From Denis Pierres Philippe (unpublished)
Paris le 10 7bre 1785.
Monsieur et respectable Ami,

J’étois bien malade au moment de votre départ, c’est ce qui est cause que je n’ai pas eu le vrai plaisir de Vous embrasser quand Vous nous avez quitté. J’étois aussi incommodé quand j’ai reçu le Livre d’Epreuves de Caslon, que Monsieur votre fils a eu la bonté de m’envoyer. M. Veillard a eu l’honnêteté de me l’apporter lui-même.
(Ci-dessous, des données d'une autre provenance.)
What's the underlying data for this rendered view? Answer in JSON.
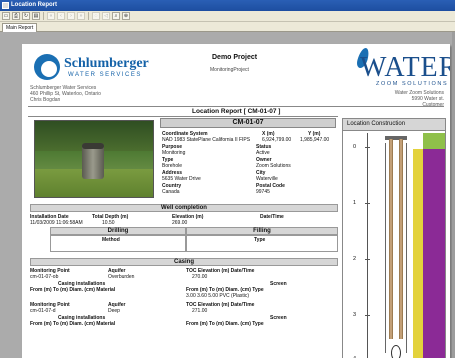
{
  "window": {
    "title": "Location Report"
  },
  "toolbar": {
    "buttons": [
      "open-icon",
      "print-icon",
      "refresh-icon",
      "export-icon",
      "first-page-icon",
      "prev-page-icon",
      "next-page-icon",
      "last-page-icon",
      "stop-icon",
      "back-icon",
      "find-icon",
      "zoom-icon"
    ]
  },
  "tabs": [
    {
      "label": "Main Report"
    }
  ],
  "header": {
    "company_left": "Schlumberger",
    "company_left_sub": "WATER SERVICES",
    "left_address": [
      "Schlumberger Water Services",
      "460 Phillip St, Waterloo, Ontario",
      "Chris Bogdan"
    ],
    "project_title": "Demo Project",
    "project_sub": "MonitoringProject",
    "company_right": "WATER",
    "company_right_sub": "ZOOM SOLUTIONS",
    "right_address": [
      "Water Zoom Solutions",
      "5990 Water st.",
      "Customer"
    ]
  },
  "report": {
    "title": "Location Report  [ CM-01-07 ]",
    "well_id": "CM-01-07",
    "coord_label": "Coordinate System",
    "coord_value": "NAD 1983 StatePlane California II FIPS",
    "x_label": "X (m)",
    "x_value": "6,924,799.00",
    "y_label": "Y (m)",
    "y_value": "1,985,947.00",
    "purpose_label": "Purpose",
    "purpose_value": "Monitoring",
    "status_label": "Status",
    "status_value": "Active",
    "type_label": "Type",
    "type_value": "Borehole",
    "owner_label": "Owner",
    "owner_value": "Zoom Solutions",
    "address_label": "Address",
    "address_value": "5635 Water Drive",
    "city_label": "City",
    "city_value": "Waterville",
    "country_label": "Country",
    "country_value": "Canada",
    "postal_label": "Postal Code",
    "postal_value": "99745"
  },
  "completion": {
    "title": "Well completion",
    "install_date_label": "Installation Date",
    "install_date_value": "11/03/2009 11:06:58AM",
    "depth_label": "Total Depth (m)",
    "depth_value": "10.50",
    "elev_label": "Elevation (m)",
    "elev_value": "269.00",
    "date_time_label": "Date/Time",
    "drilling_label": "Drilling",
    "method_label": "Method",
    "filling_label": "Filling",
    "type_label": "Type"
  },
  "casing": {
    "title": "Casing",
    "rows": [
      {
        "mp_label": "Monitoring Point",
        "mp_value": "cm-01-07-ob",
        "aquifer_label": "Aquifer",
        "aquifer_value": "Overburden",
        "toc_label": "TOC Elevation (m)  Date/Time",
        "toc_value": "270.00",
        "installs_label": "Casing installations",
        "screen_label": "Screen",
        "cols_left": "From (m)  To (m)  Diam. (cm)  Material",
        "cols_right": "From (m)  To (m)  Diam. (cm)  Type",
        "screen_values": "3.00      3.60      5.00      PVC (Plastic)"
      },
      {
        "mp_label": "Monitoring Point",
        "mp_value": "cm-01-07-d",
        "aquifer_label": "Aquifer",
        "aquifer_value": "Deep",
        "toc_label": "TOC Elevation (m)  Date/Time",
        "toc_value": "271.00",
        "installs_label": "Casing installations",
        "screen_label": "Screen",
        "cols_left": "From (m)  To (m)  Diam. (cm)  Material",
        "cols_right": "From (m)  To (m)  Diam. (cm)  Type"
      }
    ]
  },
  "construction": {
    "title": "Location Construction",
    "depth_ticks": [
      "0",
      "1",
      "2",
      "3",
      "4"
    ]
  },
  "colors": {
    "title_bar": "#1d4ea0",
    "brand_blue": "#1462a8",
    "purple": "#8b2a96",
    "yellow": "#e3d23c",
    "green": "#8fc04a",
    "band_gray": "#d6d6d6"
  }
}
Je ne Vous dirai pas, mon respectable Ami, combien je Vous regrette: cela est superflu, mais cela n’en est pas moins vrai. Tout ce que je desire, c’est que, quoique un intervalle immense nous sépare, nos coeurs soient toujours unis, et que Vous vous souveniez quelquefois d’un de vos Disciples, qui se fait et se fera toujours honneur des leçons de Typographie que Vous avez bien voulu lui donner. Il ne m’en restoit qu’une à recevoir de Vous; et Vous me l’aviez promise avant de sortir de France. C’est la maniere d’imprimer sans Caracteres et sans Presse. Vous me l’aviez promise formellement, et je Vous somme de votre parole. Soyez sûr du secret, si Vous l’exigez, et Vous pouvez compter sur moi, comme je compte sur Vous.
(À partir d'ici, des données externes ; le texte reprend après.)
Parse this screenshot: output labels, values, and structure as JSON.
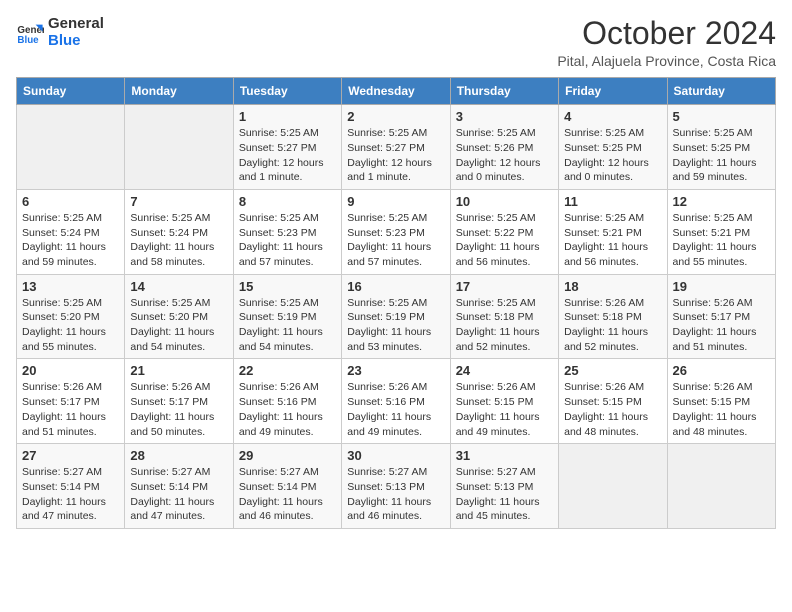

Je Vous aurai aussi bien de l’obligation de me communiquer les procédés nouveaux ou réformés que Vous auriez découverts en Typographie, ainsi que les Ouvrages qui traitent de cet Art. Si de mon côté j’ai le bonheur de trouver quelque chose, j’en ferai part avec grand plaisir à Monsieur Benjamin, avec lequel je serai charmé d’être en correspondance, et auquel j’offre mes services de tout mon coeur.

Je prie Monsieur votre fils d’agréer mes remerciments pour le Livre d’Epreuves de Caslon qu’il a bien voulu m’adresser. Je desire que quelque bon vent le ramene en france, et j’espere qu’il ne m’oubliera pas. Pour moi, je lui promets de ne pas l’oublier. Comment le pourrois-je, ne porte-til pas votre nom? et ce nom me sera toujours cher.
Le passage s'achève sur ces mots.